Während unseres Gesprächs ertappte ich mich immer wieder, wie ich ihn einfach nur grinsend anschaute. Ich hatte ehrlich gesagt noch nie so lange an einem Stück gelächelt, weshalb mir auch langsam echt die Wangen weh taten, doch ich konnte einfach nicht aufhören. Benjamin ging es offensichtlich ähnlich. "Boah, das tut auf Dauer wirklich weh", sagte er, während er sich verzweifelt die Wangen massierte. Als ich jedoch anfing zu lachen, konnte er sein Grinsen wieder nicht verkneifen. "Man hör doch auf, mich zum Lächeln zu bringen", beschwerte er sich, woraufhin ich nur noch mehr kicherte. "Du bist blöd."

Nachdenklich schaute ich nach oben in den Himmel. Abgesehen von ein paar vereinzelten weißen Wolken war er strahlend blau. "Du kannst ruhig sagen, wenn du gehen möchtest", lachte Benjamin, doch ich hörte die Unsicherheit aus seiner Stimme heraus. "Ach quatsch", sagte ich und schaute ihn wieder an. "Ich habe nur in den Himmel geschaut. Es gefällt mir hier sehr gut." Lächelnd strich ich mir eine Haarsträhne hinter die Ohren. "Okay", sagte er sichtlich erleichtert. "Aber auch so ganz generell. Sag einfach Bescheid wenn du gehen möchtest." "Alles gut", meinte ich. "Wie viel Uhr haben wir überhaupt?"
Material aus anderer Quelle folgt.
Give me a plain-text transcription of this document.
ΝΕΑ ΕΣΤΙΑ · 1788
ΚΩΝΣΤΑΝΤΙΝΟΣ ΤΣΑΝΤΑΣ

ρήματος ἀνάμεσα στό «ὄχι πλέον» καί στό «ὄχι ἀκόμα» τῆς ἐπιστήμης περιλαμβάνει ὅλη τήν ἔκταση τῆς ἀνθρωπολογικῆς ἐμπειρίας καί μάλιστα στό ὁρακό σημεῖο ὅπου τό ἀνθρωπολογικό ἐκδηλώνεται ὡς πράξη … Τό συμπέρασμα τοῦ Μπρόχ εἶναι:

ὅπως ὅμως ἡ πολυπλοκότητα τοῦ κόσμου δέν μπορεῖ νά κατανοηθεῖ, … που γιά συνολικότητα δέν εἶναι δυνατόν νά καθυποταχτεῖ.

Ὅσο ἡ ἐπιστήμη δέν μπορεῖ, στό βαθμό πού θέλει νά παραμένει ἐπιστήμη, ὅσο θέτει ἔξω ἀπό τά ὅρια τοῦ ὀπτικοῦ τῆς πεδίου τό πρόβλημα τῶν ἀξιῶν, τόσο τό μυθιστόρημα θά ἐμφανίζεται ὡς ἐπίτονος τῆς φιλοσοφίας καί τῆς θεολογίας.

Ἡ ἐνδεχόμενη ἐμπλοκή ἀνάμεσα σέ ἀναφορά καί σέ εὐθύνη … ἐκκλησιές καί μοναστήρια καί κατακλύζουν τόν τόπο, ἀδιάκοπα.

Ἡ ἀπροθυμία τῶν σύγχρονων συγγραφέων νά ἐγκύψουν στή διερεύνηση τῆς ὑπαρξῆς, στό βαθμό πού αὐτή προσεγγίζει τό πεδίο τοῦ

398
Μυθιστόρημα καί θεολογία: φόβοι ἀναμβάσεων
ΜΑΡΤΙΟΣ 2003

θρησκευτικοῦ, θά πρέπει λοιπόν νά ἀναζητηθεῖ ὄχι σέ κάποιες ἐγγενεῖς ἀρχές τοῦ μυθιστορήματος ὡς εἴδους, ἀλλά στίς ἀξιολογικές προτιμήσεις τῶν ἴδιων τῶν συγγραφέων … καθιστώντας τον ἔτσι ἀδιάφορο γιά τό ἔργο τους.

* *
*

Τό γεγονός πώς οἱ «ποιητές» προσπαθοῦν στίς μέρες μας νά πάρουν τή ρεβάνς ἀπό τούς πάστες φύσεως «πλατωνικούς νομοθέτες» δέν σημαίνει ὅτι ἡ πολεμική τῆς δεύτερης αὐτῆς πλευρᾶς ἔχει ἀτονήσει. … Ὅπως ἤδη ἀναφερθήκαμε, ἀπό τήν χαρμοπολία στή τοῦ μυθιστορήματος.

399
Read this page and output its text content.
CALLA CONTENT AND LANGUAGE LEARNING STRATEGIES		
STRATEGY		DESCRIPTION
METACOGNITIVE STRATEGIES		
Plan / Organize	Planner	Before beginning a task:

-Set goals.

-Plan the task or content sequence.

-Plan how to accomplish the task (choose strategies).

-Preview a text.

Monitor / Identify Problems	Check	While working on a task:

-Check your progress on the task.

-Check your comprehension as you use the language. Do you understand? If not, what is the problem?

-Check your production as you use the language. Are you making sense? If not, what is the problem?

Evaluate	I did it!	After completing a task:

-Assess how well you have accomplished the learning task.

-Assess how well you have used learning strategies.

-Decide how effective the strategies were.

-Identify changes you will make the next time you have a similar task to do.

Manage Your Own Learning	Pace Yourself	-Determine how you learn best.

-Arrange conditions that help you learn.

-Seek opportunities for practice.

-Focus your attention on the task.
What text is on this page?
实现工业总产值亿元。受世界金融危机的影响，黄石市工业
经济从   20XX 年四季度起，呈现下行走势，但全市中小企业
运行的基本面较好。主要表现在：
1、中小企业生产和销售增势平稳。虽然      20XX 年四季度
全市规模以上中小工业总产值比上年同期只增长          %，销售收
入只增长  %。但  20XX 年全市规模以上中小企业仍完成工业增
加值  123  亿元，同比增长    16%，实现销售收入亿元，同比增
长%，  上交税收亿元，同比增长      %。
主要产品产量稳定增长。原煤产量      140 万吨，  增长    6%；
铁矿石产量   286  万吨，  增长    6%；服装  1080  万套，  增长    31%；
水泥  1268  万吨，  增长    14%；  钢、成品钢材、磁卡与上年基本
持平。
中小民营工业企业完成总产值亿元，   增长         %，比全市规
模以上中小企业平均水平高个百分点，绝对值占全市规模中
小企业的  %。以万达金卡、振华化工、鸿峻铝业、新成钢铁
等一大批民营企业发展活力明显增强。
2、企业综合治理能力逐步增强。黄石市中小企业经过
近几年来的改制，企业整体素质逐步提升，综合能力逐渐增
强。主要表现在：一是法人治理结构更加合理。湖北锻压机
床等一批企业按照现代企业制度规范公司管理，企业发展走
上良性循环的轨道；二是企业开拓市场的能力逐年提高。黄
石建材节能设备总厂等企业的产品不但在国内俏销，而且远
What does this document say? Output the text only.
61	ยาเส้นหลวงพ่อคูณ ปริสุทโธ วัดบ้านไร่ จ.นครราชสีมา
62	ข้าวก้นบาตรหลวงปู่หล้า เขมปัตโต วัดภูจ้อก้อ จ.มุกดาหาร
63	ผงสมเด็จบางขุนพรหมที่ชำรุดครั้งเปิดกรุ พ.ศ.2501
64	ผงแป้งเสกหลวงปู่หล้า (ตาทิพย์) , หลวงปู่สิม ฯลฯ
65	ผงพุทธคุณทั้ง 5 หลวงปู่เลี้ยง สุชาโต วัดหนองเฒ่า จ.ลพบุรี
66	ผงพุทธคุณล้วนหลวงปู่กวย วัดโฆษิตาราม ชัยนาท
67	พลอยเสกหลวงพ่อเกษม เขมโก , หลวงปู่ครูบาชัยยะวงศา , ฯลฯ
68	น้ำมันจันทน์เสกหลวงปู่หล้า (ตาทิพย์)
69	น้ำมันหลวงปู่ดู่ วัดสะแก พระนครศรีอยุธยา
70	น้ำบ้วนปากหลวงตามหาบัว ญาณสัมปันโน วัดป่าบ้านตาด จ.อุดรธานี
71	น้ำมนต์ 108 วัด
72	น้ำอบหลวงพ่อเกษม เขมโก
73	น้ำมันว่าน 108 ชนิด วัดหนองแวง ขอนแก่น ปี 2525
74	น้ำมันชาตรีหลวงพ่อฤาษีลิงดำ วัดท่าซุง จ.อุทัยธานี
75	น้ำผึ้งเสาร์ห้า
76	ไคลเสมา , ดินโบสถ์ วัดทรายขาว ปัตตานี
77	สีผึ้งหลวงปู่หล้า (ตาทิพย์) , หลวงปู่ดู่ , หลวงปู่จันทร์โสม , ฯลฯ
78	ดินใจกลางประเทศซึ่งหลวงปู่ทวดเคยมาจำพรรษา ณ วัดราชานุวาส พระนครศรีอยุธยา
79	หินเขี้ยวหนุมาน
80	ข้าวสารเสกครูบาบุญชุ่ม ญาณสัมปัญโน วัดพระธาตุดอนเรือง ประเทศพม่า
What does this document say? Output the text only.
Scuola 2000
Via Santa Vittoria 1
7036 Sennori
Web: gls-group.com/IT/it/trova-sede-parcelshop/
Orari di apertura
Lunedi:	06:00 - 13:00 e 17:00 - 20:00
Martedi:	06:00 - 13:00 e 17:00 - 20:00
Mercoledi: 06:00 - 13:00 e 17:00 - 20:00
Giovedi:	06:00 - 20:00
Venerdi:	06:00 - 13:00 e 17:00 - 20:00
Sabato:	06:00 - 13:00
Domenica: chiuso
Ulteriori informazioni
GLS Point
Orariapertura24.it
Abgesehen von einer kurzen Nachricht an Kayla, dass ich noch immer lebte, hatte keiner von uns in der Zeit auf das Handy geschaut. Es fühlte sich einfach gut an, hier mit ihm zu sitzen und einfach nur miteinander zu reden. Irgendwie gehörte sich das für ein erstes Date auch so. "Halb sechs", sagte er nachdem er kurz auf sein Handy geschaut hatte. "Oh, mein Bruder hat mich angerufen. Sei mir nicht böse, aber ich muss ihn kurz zurückrufen, ja?" Ich hatte nichts dagegen und nickte, aber trotzdem konnte ich nicht anders als ihn währenddessen die ganze Zeit anzuschauen.

"Hey, was willst du?", begrüßte er seinen Bruder frech. Ich hatte mir schon von Johannes erzählt und ich wusste, dass die beiden sehr gut miteinander auskamen und quasi ein Herz und eine Seele waren. "Ja, ich bin noch hier", sagte er und sah mich an. Ich lächelte ihm zu. "Wir reden später darüber, okay?", meinte er zu Johannes. "Okay. Danke. Bis dann." Dann legte er auf. Ich grinste bei dem Gedanken, dass Benjamin seinem kleinen Bruder von mir erzählt hatte. Irgendwie fühlte ich mich mit dieser Vorstellung äußerst wohl, auch wenn ich nicht wusste, was die beiden besprochen hatten. Die Tatsache, dass ich nicht einfach eine von vielen war, gefiel mit zutiefst.